Journal "Software Engineering"
a journal on theoretical and applied science and technology
ISSN 2220-3397

Vol. 7, no 2 2016 year

DOI: 10.17587/prin.7.61-74
High-Performance Region-Growing Algorithm for InSAR Phase Unwrapping Based on CUDA
V. P. Potapov, potapov@ict.sbras.ru, S. E. Popov, popov@ict.sbras.ru, Institute of Computational Technologies SB RAS, Novosibirsk, 630090, Russian Federation
Corresponding author: Semen E. Popov, Chief Scientist, Institute of Computational Technologies SB RAS, Novosibirsk, 630090, Russian Federation, e-mail: popov@ict.sbras.ru
Received on September 28, 2015
Accepted on November 19, 2015

In order to reduce the volume of the data exchange between the CPU and GPU developed an effective method of packing / unpacking indexes of pixels using bit sets. It was possible to reduce up to 64 times the amount of traffic due to the conversion of the index points to a state of the bit variable of type Long.

Was improved constructing growth ring algorithm. By associating a detailed point of the image with one thread of the multiprocessor graphics unit, it was possible for one GPU computation cycle to process more than 20,000 pixels. To reduce iterations of the loop for each thread in the warp the boundary conditions at the corresponding pixel-candidate for the phase unwrapping were added.

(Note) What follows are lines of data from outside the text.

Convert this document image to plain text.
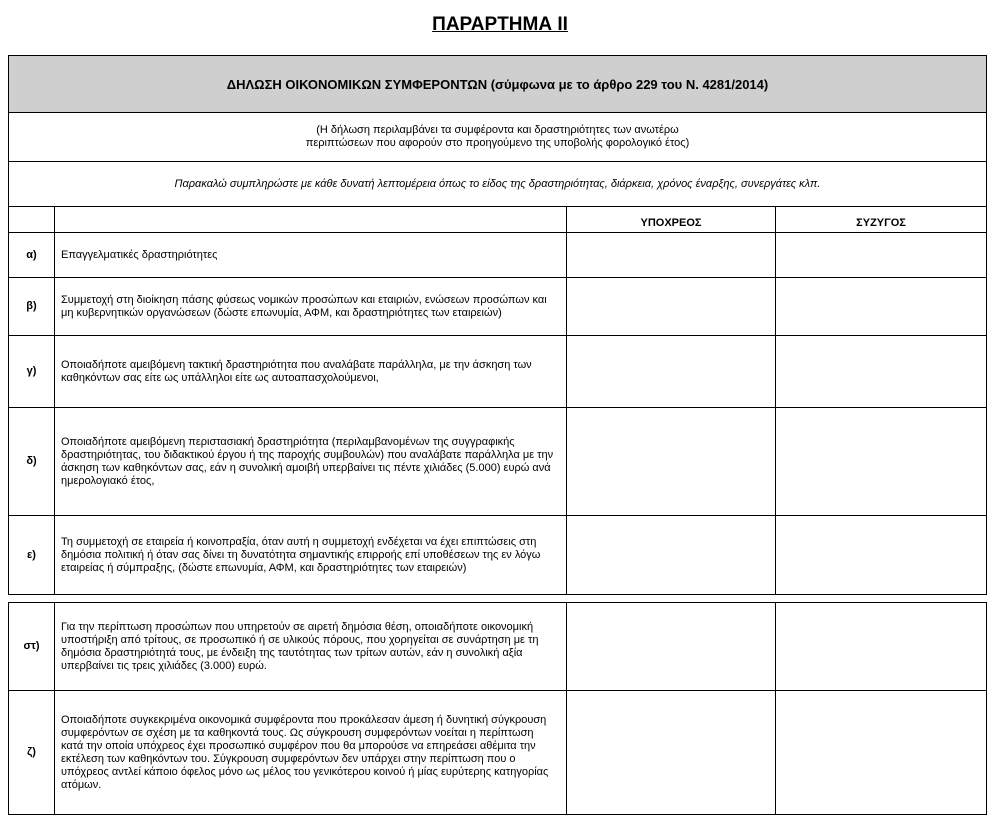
ΠΑΡΑΡΤΗΜΑ ΙΙ
ΔΗΛΩΣΗ ΟΙΚΟΝΟΜΙΚΩΝ ΣΥΜΦΕΡΟΝΤΩΝ (σύμφωνα με το άρθρο 229 του Ν. 4281/2014)			
(Η δήλωση περιλαμβάνει τα συμφέροντα και δραστηριότητες των ανωτέρω
περιπτώσεων που αφορούν στο προηγούμενο της υποβολής φορολογικό έτος)			
Παρακαλώ συμπληρώστε με κάθε δυνατή λεπτομέρεια όπως το είδος της δραστηριότητας, διάρκεια, χρόνος έναρξης, συνεργάτες κλπ.			
		ΥΠΟΧΡΕΟΣ	ΣΥΖΥΓΟΣ
α)	Επαγγελματικές δραστηριότητες		
β)	Συμμετοχή στη διοίκηση πάσης φύσεως νομικών προσώπων και εταιριών, ενώσεων προσώπων και μη κυβερνητικών οργανώσεων (δώστε επωνυμία, ΑΦΜ, και δραστηριότητες των εταιρειών)		
γ)	Οποιαδήποτε αμειβόμενη τακτική δραστηριότητα που αναλάβατε παράλληλα, με την άσκηση των καθηκόντων σας είτε ως υπάλληλοι είτε ως αυτοαπασχολούμενοι,		
δ)	Οποιαδήποτε αμειβόμενη περιστασιακή δραστηριότητα (περιλαμβανομένων της συγγραφικής δραστηριότητας, του διδακτικού έργου ή της παροχής συμβουλών) που αναλάβατε παράλληλα με την άσκηση των καθηκόντων σας, εάν η συνολική αμοιβή υπερβαίνει τις πέντε χιλιάδες (5.000) ευρώ ανά ημερολογιακό έτος,		
ε)	Τη συμμετοχή σε εταιρεία ή κοινοπραξία, όταν αυτή η συμμετοχή ενδέχεται να έχει επιπτώσεις στη δημόσια πολιτική ή όταν σας δίνει τη δυνατότητα σημαντικής επιρροής επί υποθέσεων της εν λόγω εταιρείας ή σύμπραξης, (δώστε επωνυμία, ΑΦΜ, και δραστηριότητες των εταιρειών)		
στ)	Για την περίπτωση προσώπων που υπηρετούν σε αιρετή δημόσια θέση, οποιαδήποτε οικονομική υποστήριξη από τρίτους, σε προσωπικό ή σε υλικούς πόρους, που χορηγείται σε συνάρτηση με τη δημόσια δραστηριότητά τους, με ένδειξη της ταυτότητας των τρίτων αυτών, εάν η συνολική αξία υπερβαίνει τις τρεις χιλιάδες (3.000) ευρώ.		
ζ)	Οποιαδήποτε συγκεκριμένα οικονομικά συμφέροντα που προκάλεσαν άμεση ή δυνητική σύγκρουση συμφερόντων σε σχέση με τα καθηκοντά τους. Ως σύγκρουση συμφερόντων νοείται η περίπτωση κατά την οποία υπόχρεος έχει προσωπικό συμφέρον που θα μπορούσε να επηρεάσει αθέμιτα την εκτέλεση των καθηκόντων του. Σύγκρουση συμφερόντων δεν υπάρχει στην περίπτωση που ο υπόχρεος αντλεί κάποιο όφελος μόνο ως μέλος του γενικότερου κοινού ή μίας ευρύτερης κατηγορίας ατόμων.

To reduce the operating time of the "merge regions" procedure, which generates the need to update the "ambiguity numbers" of the joining region at the overlapping points and numbers of regions in previously unwrapped, "paged-pinned memory" were used to deploy region numbers map to reduce the data transfer time between CPU and GPU memories.

The developed algorithm has been tested on real interferometric data and showed the improved time (up to 5) compared to the basic algorithm of program complex Exelis ENVI.

Keywords: parallel computing, CUDA, phase unwrapping, region-growing algorithm
pp. 61–74
For citation:
Potapov V. P., Popov S. E. High-Performance Region-Growing Algorithm for InSAR Phase Unwrapping Based on CUDA, Programmnaya Ingeneria, 2016, vol. 7, no. 2, pp. 61—74.